Asking it to find or tell me about our Supplier Management policy (or any other policy) is a poor use that interferes with individuals being accountable and responsible for learning their job. What happens in an audit, do you ask Siri to pull up the supplier management policy because you don't know the number or how to find it? How would one know if it is the right one if you hand over the responsibility for knowing your policies to Siri?
This is an interesting question.
If we ask: "What happens in an audit, do you ask Siri to multiply two 6-decimal place numbers because you don't know the multiplication? How would one know if it is the right answer if you hand over the responsibility for knowing your multiplication to Siri?"
In this example, we would commonly say that such digital calculators are accepted as ubiquitous tools in all walks and facets of life. In a ISO13485 (and perhaps others) ecosystem, we might answer that we have performed software validation and therefore have evidence that the answers are correct. [1]

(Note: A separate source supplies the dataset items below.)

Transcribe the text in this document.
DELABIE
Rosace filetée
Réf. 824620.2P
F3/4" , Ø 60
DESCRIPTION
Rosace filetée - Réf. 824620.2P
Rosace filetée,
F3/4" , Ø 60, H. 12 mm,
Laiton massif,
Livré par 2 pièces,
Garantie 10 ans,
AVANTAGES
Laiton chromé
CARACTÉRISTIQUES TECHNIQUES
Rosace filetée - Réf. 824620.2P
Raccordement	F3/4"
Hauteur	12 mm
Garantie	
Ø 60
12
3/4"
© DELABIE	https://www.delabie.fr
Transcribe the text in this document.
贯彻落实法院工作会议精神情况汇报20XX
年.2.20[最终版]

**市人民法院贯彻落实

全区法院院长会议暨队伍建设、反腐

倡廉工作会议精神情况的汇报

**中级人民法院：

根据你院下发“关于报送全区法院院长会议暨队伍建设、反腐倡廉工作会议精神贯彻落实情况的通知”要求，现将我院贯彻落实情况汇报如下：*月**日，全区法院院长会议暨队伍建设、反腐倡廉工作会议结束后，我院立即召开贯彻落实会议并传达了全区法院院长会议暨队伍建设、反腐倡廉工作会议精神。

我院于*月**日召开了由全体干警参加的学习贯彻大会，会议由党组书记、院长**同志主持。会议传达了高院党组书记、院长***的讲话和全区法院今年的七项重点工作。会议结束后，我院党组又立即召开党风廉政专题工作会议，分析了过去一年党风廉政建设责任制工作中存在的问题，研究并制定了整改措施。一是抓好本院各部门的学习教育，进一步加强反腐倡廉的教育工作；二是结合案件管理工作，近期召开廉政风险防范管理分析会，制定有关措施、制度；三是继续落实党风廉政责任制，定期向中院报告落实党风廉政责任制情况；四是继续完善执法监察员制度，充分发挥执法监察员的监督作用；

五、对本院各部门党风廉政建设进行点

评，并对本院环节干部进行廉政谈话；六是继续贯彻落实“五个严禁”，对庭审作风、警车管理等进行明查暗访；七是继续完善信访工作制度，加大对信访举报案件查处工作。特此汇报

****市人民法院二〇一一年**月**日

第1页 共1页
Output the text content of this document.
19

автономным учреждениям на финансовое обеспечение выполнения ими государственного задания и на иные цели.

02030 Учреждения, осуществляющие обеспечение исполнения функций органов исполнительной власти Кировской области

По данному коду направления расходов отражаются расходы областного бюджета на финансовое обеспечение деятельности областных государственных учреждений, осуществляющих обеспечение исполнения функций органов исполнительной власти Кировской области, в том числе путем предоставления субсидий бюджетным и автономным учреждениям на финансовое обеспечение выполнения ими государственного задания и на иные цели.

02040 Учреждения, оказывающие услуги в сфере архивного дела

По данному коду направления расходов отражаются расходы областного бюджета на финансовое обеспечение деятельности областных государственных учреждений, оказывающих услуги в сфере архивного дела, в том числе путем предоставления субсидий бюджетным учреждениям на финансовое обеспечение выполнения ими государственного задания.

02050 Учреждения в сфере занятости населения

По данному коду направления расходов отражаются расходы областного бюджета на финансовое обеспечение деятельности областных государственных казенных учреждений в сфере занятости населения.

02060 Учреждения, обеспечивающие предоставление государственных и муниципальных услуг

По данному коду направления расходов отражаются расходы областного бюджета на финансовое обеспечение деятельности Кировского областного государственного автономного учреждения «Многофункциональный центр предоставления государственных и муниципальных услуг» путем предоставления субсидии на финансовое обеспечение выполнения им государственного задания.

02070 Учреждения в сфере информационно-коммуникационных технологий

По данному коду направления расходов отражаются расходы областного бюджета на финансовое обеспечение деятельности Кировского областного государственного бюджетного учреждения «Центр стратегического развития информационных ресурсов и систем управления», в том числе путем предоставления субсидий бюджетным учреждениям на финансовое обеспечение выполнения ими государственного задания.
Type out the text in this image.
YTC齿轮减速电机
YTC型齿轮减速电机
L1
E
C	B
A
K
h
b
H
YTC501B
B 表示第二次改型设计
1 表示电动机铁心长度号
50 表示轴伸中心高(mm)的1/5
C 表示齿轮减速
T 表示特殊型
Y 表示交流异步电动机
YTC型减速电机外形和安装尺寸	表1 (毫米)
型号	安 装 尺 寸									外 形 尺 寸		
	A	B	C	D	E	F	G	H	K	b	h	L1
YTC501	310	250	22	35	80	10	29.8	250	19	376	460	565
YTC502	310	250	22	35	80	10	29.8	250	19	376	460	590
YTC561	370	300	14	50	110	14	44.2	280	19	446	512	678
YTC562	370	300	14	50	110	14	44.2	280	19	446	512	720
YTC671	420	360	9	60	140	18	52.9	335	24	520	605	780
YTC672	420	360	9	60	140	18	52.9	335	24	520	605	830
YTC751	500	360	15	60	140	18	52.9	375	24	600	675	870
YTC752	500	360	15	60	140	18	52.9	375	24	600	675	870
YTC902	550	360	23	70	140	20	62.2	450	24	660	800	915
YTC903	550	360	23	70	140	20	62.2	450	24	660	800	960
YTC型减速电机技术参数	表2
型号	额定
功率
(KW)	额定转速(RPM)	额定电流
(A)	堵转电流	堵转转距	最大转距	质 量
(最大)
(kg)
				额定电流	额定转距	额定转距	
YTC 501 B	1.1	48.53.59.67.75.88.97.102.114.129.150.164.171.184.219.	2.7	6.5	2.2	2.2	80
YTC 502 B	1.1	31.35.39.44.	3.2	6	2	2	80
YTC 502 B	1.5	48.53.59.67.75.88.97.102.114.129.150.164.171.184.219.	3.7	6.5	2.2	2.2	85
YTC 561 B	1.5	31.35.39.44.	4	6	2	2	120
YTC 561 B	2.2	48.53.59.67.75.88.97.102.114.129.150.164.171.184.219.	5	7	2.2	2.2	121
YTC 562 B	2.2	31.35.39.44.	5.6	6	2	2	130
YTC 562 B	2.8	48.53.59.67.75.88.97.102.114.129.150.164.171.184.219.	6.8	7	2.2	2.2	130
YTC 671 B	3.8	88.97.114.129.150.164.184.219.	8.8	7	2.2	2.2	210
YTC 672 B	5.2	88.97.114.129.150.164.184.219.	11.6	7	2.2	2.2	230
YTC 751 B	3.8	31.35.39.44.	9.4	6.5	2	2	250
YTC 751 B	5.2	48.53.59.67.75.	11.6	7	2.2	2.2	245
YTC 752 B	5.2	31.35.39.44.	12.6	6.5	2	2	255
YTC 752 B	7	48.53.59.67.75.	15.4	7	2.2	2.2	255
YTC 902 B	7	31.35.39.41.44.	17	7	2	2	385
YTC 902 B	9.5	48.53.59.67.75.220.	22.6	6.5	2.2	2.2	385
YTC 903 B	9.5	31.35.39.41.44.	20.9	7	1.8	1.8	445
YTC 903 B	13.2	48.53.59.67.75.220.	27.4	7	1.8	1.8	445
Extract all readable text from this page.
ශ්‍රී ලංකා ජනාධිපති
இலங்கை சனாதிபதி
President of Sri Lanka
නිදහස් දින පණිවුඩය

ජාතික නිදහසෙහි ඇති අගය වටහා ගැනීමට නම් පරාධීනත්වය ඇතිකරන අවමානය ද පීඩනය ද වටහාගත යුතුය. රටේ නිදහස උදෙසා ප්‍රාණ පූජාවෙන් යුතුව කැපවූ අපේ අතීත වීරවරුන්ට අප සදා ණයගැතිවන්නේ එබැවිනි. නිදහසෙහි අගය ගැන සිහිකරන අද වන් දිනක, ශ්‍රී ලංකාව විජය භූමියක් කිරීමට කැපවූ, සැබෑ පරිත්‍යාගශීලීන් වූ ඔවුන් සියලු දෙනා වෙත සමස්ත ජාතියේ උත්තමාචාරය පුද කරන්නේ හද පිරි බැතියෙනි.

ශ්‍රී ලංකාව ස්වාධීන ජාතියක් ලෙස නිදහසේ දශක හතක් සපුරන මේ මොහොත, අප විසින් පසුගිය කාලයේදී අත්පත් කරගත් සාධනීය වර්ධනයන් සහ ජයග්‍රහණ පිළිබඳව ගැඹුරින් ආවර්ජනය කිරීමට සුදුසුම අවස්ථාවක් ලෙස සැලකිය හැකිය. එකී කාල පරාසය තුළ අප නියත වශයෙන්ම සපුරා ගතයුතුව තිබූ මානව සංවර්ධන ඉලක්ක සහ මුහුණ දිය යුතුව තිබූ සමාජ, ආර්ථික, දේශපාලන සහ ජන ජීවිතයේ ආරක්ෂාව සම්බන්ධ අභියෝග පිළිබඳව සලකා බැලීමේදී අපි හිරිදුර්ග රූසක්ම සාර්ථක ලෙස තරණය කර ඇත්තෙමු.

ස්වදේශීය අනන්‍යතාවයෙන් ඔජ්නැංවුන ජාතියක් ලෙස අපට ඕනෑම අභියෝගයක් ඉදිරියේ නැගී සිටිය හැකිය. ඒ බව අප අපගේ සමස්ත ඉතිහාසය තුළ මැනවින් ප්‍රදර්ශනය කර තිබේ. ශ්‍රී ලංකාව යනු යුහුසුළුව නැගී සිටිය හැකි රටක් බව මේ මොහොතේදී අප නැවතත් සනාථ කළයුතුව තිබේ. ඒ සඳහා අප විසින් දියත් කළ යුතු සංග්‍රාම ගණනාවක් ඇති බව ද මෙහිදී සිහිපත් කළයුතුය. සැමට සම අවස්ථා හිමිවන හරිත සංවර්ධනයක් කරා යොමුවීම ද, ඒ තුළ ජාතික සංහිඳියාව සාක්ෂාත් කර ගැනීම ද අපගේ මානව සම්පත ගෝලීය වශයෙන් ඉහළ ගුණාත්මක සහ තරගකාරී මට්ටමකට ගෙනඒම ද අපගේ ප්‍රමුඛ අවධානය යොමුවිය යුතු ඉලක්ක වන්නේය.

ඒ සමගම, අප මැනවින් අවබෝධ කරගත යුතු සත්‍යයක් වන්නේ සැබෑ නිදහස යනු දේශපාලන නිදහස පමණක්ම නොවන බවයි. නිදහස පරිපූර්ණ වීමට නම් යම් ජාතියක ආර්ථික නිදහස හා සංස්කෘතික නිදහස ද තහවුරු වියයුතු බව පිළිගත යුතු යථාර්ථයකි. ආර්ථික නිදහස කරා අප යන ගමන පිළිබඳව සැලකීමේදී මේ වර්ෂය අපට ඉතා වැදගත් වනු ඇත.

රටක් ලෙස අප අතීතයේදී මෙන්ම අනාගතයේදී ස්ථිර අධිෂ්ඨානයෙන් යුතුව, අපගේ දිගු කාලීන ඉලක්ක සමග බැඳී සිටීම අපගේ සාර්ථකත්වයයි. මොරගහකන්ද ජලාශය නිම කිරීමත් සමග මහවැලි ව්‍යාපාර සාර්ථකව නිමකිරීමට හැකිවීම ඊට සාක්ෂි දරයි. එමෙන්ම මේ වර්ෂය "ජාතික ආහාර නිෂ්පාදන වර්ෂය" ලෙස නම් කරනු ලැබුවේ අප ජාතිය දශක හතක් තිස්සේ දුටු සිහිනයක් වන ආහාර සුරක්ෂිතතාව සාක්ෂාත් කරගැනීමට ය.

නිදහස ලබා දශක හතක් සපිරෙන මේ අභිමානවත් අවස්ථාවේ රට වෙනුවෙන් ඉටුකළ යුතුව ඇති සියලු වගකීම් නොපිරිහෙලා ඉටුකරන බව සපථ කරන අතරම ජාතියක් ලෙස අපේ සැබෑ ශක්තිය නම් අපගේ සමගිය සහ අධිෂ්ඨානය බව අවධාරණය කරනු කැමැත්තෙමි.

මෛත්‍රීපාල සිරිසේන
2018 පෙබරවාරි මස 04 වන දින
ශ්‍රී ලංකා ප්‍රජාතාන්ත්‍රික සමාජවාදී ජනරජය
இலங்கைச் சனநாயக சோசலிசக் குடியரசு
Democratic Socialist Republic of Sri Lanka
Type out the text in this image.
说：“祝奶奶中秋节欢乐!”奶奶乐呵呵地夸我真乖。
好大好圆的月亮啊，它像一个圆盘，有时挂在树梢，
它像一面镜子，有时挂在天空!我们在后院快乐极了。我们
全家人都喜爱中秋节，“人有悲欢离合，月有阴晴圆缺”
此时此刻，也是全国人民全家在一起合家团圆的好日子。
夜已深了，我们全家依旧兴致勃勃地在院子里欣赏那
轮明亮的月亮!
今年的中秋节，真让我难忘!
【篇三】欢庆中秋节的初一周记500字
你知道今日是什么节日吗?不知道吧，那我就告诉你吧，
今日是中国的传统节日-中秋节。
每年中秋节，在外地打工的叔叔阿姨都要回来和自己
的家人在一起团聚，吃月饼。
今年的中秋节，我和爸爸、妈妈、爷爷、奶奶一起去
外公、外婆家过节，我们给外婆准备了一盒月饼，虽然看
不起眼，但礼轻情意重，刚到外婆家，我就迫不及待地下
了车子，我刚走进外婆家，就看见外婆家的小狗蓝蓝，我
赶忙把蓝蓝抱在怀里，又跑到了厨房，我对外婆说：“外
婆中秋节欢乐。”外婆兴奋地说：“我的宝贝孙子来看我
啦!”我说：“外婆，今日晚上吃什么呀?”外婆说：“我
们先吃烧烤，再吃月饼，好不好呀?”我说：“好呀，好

If my QMS docs are stored in a website which lets me filter the view by word search and even between 'current revision only' and 'all revisions' of documents (e.g., show me the current version of all QMS docs with 'supplier' in the title) as a means to locate only the current document revision of the needed doc without needing to know some arcane QMS-PURCH-123-4567 doc number, does that interfere with individuals being accountable and responsible for learning their job? I would argue that it does not.
Similarly, couldn't we rely upon an LLM as a search tool, as much as we rely on our calculators, ERP, email, and other software and software services? If I ask for 'supplier management policy' and the LLM replies with the 'Corporate Policy on Office Supplies' QMS doc, I still have the responsibility for knowing that is not the correct document.
But I think your question raises a hugely important key point of the need to delineate clearly between where use of an LLM tool ends and the responsibility of the user begins. With something like a calculator or an ERP Purchase Order system, this is fairly obvious because of the very confined functionality of those software apps. But with an LLM, the nature of the LLM and manner of communication intentionally interjects its simulation into the realm we would usually reserve for human cognition and responsibility. Many of us have probably seen someone ask ChatGPT (or other LLM) a question and then take the response as unquestionably factual: they hand over their responsibility to discern and analyze to the LLM.
[1] This raises the question: is software validation of an LLM possible? Perhaps if we are careful to define the scope tightly, then it is. But the possible permutations of queries that users might submit, and the range of possible responses, seems indefinitely large.